I'm working on a dedicated page for the 2008 Tour of California, that will probably go live later this week. In the mean time, the routes are posted on the Amgen site. 

Stage 1
Stage 2
Stage 3
Stage 4
Stage 5
Stage 6
Stage 7


----------



## hclignett (Dec 18, 2006)

Thanks! Maybe someday they'll go through the eastern sierra's.


----------



## thien (Feb 18, 2004)

hclignett said:


> Thanks! Maybe someday they'll go through the eastern sierra's.


I think the race being in February kinda limits them...


----------



## robwh9 (Sep 2, 2004)

thien said:


> I'm working on a dedicated page for the 2008 Tour of California, that will probably go live later this week. In the mean time, the routes are posted on the Amgen site.
> 
> Stage 1
> Stage 2
> ...


Oooo, stage 3 goes over Mt. Hamilton.


----------



## george_da_trog (Feb 12, 2004)

robwh9 said:


> Oooo, stage 3 goes over Mt. Hamilton.


I posted that it probably would weeks ago.

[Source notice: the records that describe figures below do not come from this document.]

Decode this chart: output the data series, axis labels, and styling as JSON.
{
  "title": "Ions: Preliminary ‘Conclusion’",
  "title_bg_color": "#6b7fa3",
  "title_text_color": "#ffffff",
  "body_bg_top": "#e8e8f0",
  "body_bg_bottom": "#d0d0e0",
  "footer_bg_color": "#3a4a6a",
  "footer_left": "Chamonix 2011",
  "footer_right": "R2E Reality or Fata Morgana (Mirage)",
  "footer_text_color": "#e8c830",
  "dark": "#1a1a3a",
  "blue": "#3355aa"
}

http://forums.roadbikereview.com/showthread.php?t=110511


george


----------



## CoLiKe20 (Jan 30, 2006)

nice. thanks for posting.
is it me or the obrea TT bike is ugly?


----------



## Dr_John (Oct 11, 2005)

Thanks for the info. I'll definitely be there.:thumbsup: Cool that they got some real bikes for the press conference. Is that Orbea leaning against the podium the mayor's?


----------



## gregg (Oct 30, 2000)

CoLiKe20 said:


> ...
> is it me or the obrea TT bike is ugly?


It's the fork, ugly lines...aesthetically assaults the eyes...almost as bad as those Pinarellos


----------



## Francis Cebedo (Aug 1, 2001)

robwh9 said:


> Oooo, stage 3 goes over Mt. Hamilton.


WOW! That is the queen stage. Over Mt. Hamilton (from he East Side) then on to Sierra road!

We need an elevation profile of that stage.

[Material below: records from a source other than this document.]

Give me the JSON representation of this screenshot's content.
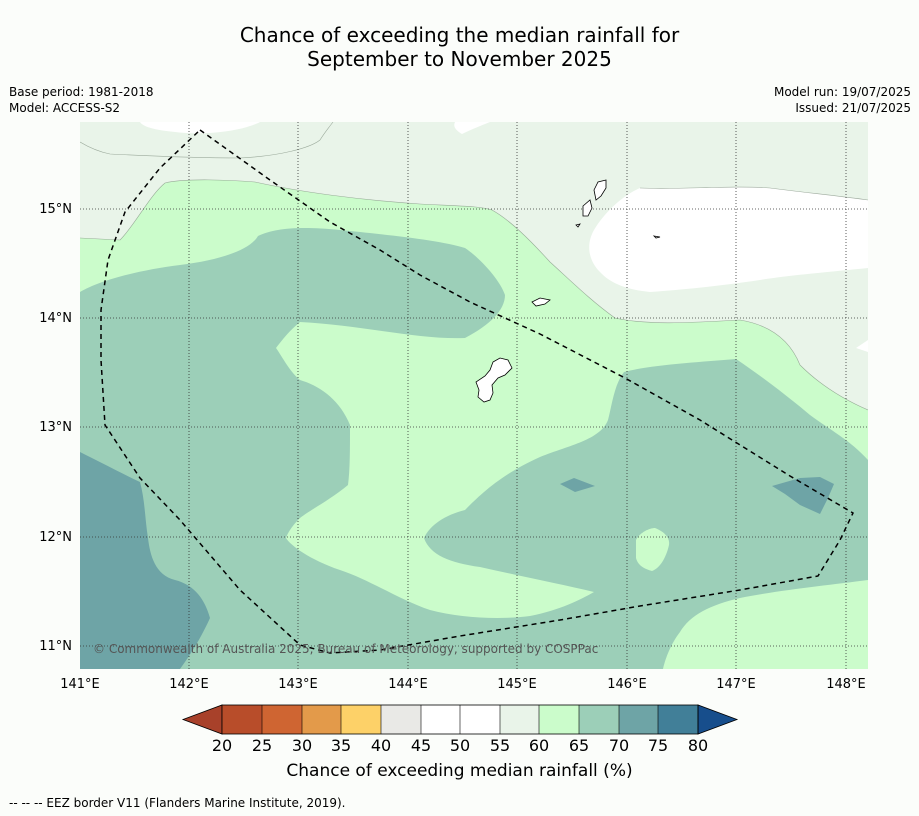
{
  "header": {
    "title_line1": "Chance of exceeding the median rainfall for",
    "title_line2": "September to November 2025",
    "base_period": "Base period: 1981-2018",
    "model": "Model: ACCESS-S2",
    "model_run": "Model run: 19/07/2025",
    "issued": "Issued: 21/07/2025"
  },
  "map": {
    "copyright": "© Commonwealth of Australia 2025, Bureau of Meteorology, supported by COSPPac",
    "lon_labels": [
      "141°E",
      "142°E",
      "143°E",
      "144°E",
      "145°E",
      "146°E",
      "147°E",
      "148°E"
    ],
    "lat_labels": [
      "15°N",
      "14°N",
      "13°N",
      "12°N",
      "11°N"
    ],
    "features": [
      "Guam",
      "Rota",
      "Tinian",
      "Saipan",
      "EEZ boundary"
    ]
  },
  "colorbar": {
    "ticks": [
      "20",
      "25",
      "30",
      "35",
      "40",
      "45",
      "50",
      "55",
      "60",
      "65",
      "70",
      "75",
      "80"
    ],
    "colors": [
      "#a8412a",
      "#b84d2a",
      "#cf6532",
      "#e39a4a",
      "#fdd168",
      "#e9e9e6",
      "#ffffff",
      "#ffffff",
      "#e9f4e9",
      "#cbfccb",
      "#9ccfb8",
      "#6ea4a6",
      "#417f98",
      "#174e8c"
    ],
    "label": "Chance of exceeding median rainfall (%)"
  },
  "footer": {
    "legend": "--  --  -- EEZ border V11 (Flanders Marine Institute, 2019)."
  }
}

Wish I could be at Hamilton. But it's got to be Sierra road for me.

fc


----------



## thien (Feb 18, 2004)

francois said:


> Wish I could be at Hamilton. But it's got to be Sierra road for me.
> 
> fc


That's because Sierra Rd. is where it's at! That's where I'll be too. :thumbsup:


----------



## Completebum (Oct 14, 2005)

I have to admit that I'm a little bummed they went out to Sierra again. I was hoping they would wind around to climb the west side of Quimby, making it somewhat likely that we could watch the battle at Lick and then ride to the top of Quimby for the finale. Anyone know why they prefer Sierra to Quimby?


----------



## RIDEfirstWorklater (Nov 22, 2007)

for the first stage im woundering if there going to fix the road underneath 82, i ride it almost everyday and there are a lot of pot holes, especially going back to down town


----------



## steephill (Jul 14, 2005)

thien said:


> I'm working on a dedicated page for the 2008 Tour of California, that will probably go live later this week. In the mean time, the routes are posted on the Amgen site.


I've been doing what I call a dashboard page for all three years the ToC has been running. I recently posted the profiles for all the stages along stage summaries to go with the maps:

http://www.steephill.tv/2008/tour-of-california/


----------